The Term Loan Agreement permits the Borrowers to request an increase in the amount of the term loan tranches and to enter into additional incremental term loan credit facilities, subject to certain limitations, in an aggregate amount not to exceed $400 million for all such increases. Availability under the Two-Year Tranche will be reduced by the net cash proceeds from customary mandatory commitment reduction and prepayment events, from issuances of equity, the incurrence of certain other debt or the sale of available assets, in each case subject to limited exceptions.

The Term Loan Agreement also includes customary events of default, the occurrence of which, following any applicable grace period, would permit the lenders to, among other things, declare the principal, accrued interest and other obligations owing under the Term Loan Agreement to be immediately due and payable.

The foregoing summary of the Term Loan Agreement is qualified in its entirety by reference to Term Loan Agreement, a copy of which is attached hereto as Exhibit 10.1 and incorporated herein by reference.
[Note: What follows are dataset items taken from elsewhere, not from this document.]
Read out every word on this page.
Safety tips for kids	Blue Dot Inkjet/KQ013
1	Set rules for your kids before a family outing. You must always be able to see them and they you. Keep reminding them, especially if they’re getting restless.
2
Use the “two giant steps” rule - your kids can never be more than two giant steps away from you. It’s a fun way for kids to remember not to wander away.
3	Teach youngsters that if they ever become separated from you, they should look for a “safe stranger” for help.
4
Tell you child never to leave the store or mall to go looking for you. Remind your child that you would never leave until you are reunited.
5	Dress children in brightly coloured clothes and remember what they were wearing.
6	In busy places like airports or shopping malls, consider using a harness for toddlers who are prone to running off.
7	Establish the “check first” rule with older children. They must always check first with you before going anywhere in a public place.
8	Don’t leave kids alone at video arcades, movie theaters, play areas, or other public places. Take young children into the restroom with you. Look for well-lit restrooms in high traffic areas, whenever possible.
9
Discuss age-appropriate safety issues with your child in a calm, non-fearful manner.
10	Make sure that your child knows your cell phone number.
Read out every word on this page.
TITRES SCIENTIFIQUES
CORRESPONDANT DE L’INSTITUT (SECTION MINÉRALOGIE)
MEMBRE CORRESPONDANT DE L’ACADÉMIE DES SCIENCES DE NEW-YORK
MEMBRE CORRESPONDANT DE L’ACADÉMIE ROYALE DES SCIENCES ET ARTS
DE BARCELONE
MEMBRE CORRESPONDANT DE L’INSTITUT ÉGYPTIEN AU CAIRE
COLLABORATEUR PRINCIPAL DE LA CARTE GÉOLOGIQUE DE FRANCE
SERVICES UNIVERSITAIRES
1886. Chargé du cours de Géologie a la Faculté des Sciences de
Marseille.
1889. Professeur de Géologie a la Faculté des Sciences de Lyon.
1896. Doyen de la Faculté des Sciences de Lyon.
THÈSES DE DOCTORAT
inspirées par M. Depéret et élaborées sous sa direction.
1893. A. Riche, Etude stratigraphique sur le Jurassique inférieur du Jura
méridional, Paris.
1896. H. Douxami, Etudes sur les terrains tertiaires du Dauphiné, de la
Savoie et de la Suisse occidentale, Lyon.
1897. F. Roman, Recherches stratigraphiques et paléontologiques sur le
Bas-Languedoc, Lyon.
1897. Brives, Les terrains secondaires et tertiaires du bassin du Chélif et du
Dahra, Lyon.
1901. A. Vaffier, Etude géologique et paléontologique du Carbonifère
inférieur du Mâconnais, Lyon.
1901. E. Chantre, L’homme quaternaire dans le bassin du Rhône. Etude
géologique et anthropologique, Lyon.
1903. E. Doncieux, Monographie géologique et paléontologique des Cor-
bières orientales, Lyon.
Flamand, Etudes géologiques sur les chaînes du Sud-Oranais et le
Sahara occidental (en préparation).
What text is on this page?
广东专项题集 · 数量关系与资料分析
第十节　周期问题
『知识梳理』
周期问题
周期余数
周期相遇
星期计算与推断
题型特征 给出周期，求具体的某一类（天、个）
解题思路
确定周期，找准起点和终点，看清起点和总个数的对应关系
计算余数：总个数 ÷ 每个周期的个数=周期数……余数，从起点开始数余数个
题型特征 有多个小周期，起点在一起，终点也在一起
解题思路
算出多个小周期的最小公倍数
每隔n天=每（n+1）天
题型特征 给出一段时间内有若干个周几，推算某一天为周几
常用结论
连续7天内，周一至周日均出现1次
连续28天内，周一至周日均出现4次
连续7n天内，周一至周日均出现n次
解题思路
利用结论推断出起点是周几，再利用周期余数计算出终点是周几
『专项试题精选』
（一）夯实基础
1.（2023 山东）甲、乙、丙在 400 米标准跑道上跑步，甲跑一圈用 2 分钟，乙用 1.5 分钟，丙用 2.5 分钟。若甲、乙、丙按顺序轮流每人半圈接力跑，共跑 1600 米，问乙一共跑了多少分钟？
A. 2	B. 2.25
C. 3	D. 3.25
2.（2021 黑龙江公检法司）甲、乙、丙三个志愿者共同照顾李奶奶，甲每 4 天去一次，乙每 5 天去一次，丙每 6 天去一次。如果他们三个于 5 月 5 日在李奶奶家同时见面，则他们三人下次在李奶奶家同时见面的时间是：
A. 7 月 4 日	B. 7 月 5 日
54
Amendment to Existing Credit Agreement

On August 28, 2019, Park and the Borrowers entered into a Second Amendment to Credit Agreement (the “Second Amendment”) with Wells Fargo Bank, National Association, as administrative agent, and the lenders party thereto. The Second Amendment amends the Credit Agreement, dated as of December 28, 2016, as amended by the First Amendment to Credit Agreement, dated as of June 14, 2019 (collectively, the “Existing Credit Agreement”). The Second Amendment implements various covenant and technical amendments to make the Existing Credit Agreement consistent with corresponding provisions in the Term Loan Agreement. The Second Amendment does not change the maturity or any of the pricing terms of the term loan and revolving credit facility outstanding under the Existing Credit Agreement. In addition, the Second Amendment does not change the Borrowers’ option under the Existing Credit Agreement to increase the revolving credit facility or increase or add additional term loans of up to $500 million in the aggregate to the extent that any one or more lenders (from the syndicate or otherwise) agree to provide such additional credit extensions.

The foregoing summary of the Second Amendment is qualified in its entirety by reference to Second Amendment, a copy of which is attached hereto as Exhibit 10.2 and incorporated herein by reference.
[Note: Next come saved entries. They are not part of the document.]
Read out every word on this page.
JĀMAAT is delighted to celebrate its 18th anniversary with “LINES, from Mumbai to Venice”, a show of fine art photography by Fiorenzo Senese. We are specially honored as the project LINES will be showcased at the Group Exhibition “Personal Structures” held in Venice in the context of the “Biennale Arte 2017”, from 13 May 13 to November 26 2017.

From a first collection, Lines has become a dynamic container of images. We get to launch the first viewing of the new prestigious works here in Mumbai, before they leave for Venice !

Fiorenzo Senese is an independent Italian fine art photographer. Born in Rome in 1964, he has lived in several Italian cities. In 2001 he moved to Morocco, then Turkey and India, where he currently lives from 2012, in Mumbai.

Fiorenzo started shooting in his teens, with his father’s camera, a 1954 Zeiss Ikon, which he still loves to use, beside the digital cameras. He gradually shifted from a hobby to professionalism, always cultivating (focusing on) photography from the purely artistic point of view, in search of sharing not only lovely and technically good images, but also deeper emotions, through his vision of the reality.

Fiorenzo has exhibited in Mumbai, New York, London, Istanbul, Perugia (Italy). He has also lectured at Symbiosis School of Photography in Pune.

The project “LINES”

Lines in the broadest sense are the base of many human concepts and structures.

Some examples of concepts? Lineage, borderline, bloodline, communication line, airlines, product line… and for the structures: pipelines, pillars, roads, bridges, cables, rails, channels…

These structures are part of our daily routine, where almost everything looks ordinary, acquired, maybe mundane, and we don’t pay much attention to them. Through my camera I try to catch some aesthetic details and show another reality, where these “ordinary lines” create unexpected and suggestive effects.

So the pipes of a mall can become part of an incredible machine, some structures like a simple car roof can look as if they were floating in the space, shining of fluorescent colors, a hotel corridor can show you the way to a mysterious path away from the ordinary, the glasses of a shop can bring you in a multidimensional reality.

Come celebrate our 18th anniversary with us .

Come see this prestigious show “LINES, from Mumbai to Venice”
From time to time, the Borrower has had customary commercial and/or investment banking relationships with Bank of America, N.A., Wells Fargo Bank, National Association and/or certain of their respective affiliates and certain other lenders party to the Term Loan Agreement and the Second Amendment.

Item 2.03. Creation of a Direct Financial Obligation or an Obligation under an Off-Balance Sheet Arrangement of a Registrant.
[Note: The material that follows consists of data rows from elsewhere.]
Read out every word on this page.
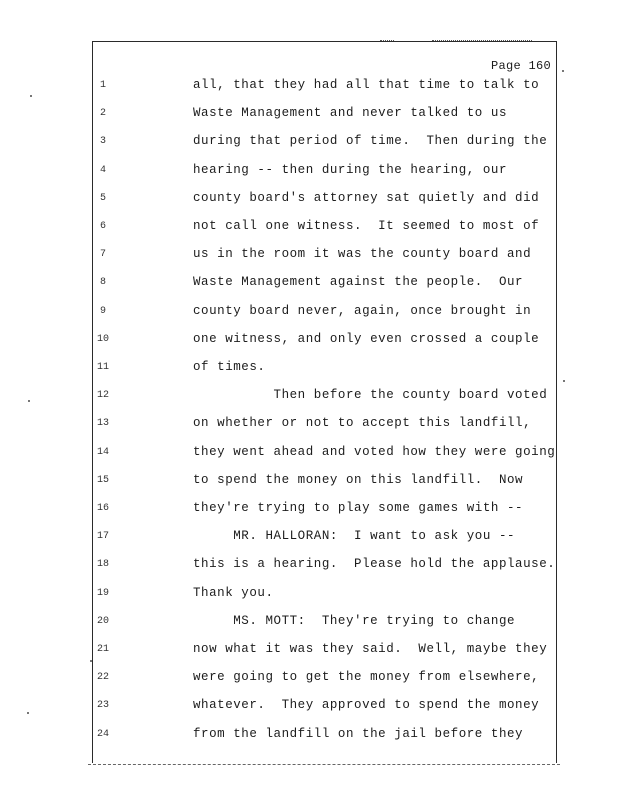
Page 160
1	all, that they had all that time to talk to
2	Waste Management and never talked to us
3	during that period of time.  Then during the
4	hearing -- then during the hearing, our
5	county board's attorney sat quietly and did
6	not call one witness.  It seemed to most of
7	us in the room it was the county board and
8	Waste Management against the people.  Our
9	county board never, again, once brought in
10	one witness, and only even crossed a couple
11	of times.
12	Then before the county board voted
13	on whether or not to accept this landfill,
14	they went ahead and voted how they were going
15	to spend the money on this landfill.  Now
16	they're trying to play some games with --
17	MR. HALLORAN:  I want to ask you --
18	this is a hearing.  Please hold the applause.
19	Thank you.
20	MS. MOTT:  They're trying to change
21	now what it was they said.  Well, maybe they
22	were going to get the money from elsewhere,
23	whatever.  They approved to spend the money
24	from the landfill on the jail before they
The disclosure set forth in this Current Report on Form 8-K under “Item 1.01. Entry into a Material Definitive Agreement – Term Loan Facility” is incorporated by reference herein.

Item 7.01. Regulation FD Disclosure.

Park issued a press release on September 4, 2019 announcing it had entered into the Term Facility. A copy of the press release is attached hereto as Exhibit 99.1 and is incorporated herein by reference.

The information furnished under this Item 7.01 of this Current Report on Form 8-K, including Exhibit 99.1, shall not be deemed to be “filed” for the purposes of Section 18 of the Securities Exchange Act of 1934, as amended, or otherwise subject to the liabilities of that section.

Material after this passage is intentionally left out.